注:0.9版本Kafka的一个重大改变就是consumer和producer API的重新设计。

这篇Kafka的文档大致介绍了对于consumer API重新设计时想要实现的功能。0.9版本的确实现了这些功能,具体细节有几篇文档讲了,以后会翻译。

Motivation

We've received quite a lot of feedback on the consumer side features over the past few months. Some of them are improvements to the current consumer design and some are simply new feature/API requests. I have attempted to write up the requirements that I've heard on this wiki - Kafka 0.9 Consumer Rewrite Design
This would involve some significant changes to the consumer APIs, so we would like to collect feedback on the proposal from our community.
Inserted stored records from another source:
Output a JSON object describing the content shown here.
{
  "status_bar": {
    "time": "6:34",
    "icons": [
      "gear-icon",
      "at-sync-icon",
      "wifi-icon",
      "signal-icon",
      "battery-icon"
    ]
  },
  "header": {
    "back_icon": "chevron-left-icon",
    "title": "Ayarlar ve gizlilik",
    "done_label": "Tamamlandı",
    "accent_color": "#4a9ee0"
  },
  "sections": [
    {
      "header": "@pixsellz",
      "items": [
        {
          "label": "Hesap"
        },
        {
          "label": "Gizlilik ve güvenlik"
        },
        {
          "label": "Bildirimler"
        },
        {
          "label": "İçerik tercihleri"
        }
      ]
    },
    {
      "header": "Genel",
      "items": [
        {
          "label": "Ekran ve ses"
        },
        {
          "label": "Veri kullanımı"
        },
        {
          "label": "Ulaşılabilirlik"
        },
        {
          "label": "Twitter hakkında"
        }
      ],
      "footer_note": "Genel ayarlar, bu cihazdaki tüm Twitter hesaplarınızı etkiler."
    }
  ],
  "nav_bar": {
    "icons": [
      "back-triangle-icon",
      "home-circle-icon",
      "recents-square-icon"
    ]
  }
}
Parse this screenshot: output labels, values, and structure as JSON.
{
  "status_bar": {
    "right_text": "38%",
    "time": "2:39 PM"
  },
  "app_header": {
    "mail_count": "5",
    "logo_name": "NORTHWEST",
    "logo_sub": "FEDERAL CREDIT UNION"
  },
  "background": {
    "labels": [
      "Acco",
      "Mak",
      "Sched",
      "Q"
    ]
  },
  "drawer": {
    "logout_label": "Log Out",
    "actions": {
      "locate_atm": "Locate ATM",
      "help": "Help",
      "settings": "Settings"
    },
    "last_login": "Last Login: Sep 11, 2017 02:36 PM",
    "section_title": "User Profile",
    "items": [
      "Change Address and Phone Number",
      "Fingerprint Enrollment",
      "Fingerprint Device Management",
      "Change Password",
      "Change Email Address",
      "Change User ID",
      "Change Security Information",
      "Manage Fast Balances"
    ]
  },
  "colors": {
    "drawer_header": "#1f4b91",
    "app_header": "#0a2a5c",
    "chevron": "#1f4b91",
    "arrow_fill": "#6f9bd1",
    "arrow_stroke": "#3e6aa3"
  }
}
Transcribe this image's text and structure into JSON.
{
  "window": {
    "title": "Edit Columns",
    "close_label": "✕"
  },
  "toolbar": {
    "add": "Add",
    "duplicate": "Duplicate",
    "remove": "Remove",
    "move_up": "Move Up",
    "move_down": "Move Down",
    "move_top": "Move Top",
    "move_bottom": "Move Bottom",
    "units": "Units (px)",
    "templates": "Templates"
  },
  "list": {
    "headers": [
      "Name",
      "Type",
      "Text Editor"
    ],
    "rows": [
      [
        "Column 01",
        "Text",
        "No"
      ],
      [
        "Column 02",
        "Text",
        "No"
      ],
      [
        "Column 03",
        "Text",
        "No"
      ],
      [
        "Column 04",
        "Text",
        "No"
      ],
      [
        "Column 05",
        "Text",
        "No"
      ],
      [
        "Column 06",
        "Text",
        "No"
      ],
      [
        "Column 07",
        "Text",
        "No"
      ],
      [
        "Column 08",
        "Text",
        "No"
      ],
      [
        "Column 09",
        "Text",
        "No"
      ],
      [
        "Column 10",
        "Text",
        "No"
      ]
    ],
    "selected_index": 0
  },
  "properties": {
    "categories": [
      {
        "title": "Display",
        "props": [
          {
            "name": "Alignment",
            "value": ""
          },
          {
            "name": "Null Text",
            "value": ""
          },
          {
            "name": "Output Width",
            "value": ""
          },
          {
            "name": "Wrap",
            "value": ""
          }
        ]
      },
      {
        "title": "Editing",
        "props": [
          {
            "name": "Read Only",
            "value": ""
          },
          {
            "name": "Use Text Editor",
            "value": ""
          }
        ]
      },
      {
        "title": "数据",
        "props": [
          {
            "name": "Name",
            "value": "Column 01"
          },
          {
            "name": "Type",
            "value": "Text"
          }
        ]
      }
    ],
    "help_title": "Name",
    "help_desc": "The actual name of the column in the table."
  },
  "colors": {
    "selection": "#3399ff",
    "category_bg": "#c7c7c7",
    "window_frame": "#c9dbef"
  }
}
Since the list of changes is not small, we would like to understand if some features are preferred over others, and more importantly, if some features are not required at all.

Thin consumer client:

  1. We have a lot of users who have expressed interest in using and writing non-java clients. Currently, this is pretty straightfoward for the SimpleConsumer but not for the high level consumer. The high level consumer does some complex failure detection and rebalancing, which is non-trivial to re-implement correctly.
  2. The goal is to have a very thin consumer client, with minimum dependencies to make this easy for the users.

Central co-ordination :

  1. The current version of the high level consumer suffers from herd and split brain problems, where multiple consumers in a group run a distributed algorithm to agree on the same partition ownership decision. Due to different view of the zookeeper data, they run into conflicts that makes the rebalancing attempt fail. But there is no way for a consumer to verify if a rebalancing operation completed successfully on the entire group. This also leads to some potential bugs in the rebalancing logic, for example,https://issues.apache.org/jira/browse/KAFKA-242
  2. This can be mediated by moving the failure detection and rebalancing logic to a centralized highly-available co-ordinator - Kafka 0.9 Consumer Rewrite Design

We think the first two requirements are the prerequisite of the rest. So we have proceeded by trying to design a centralized coordinator for consumer rebalancing without Zookeeper, for details please read here.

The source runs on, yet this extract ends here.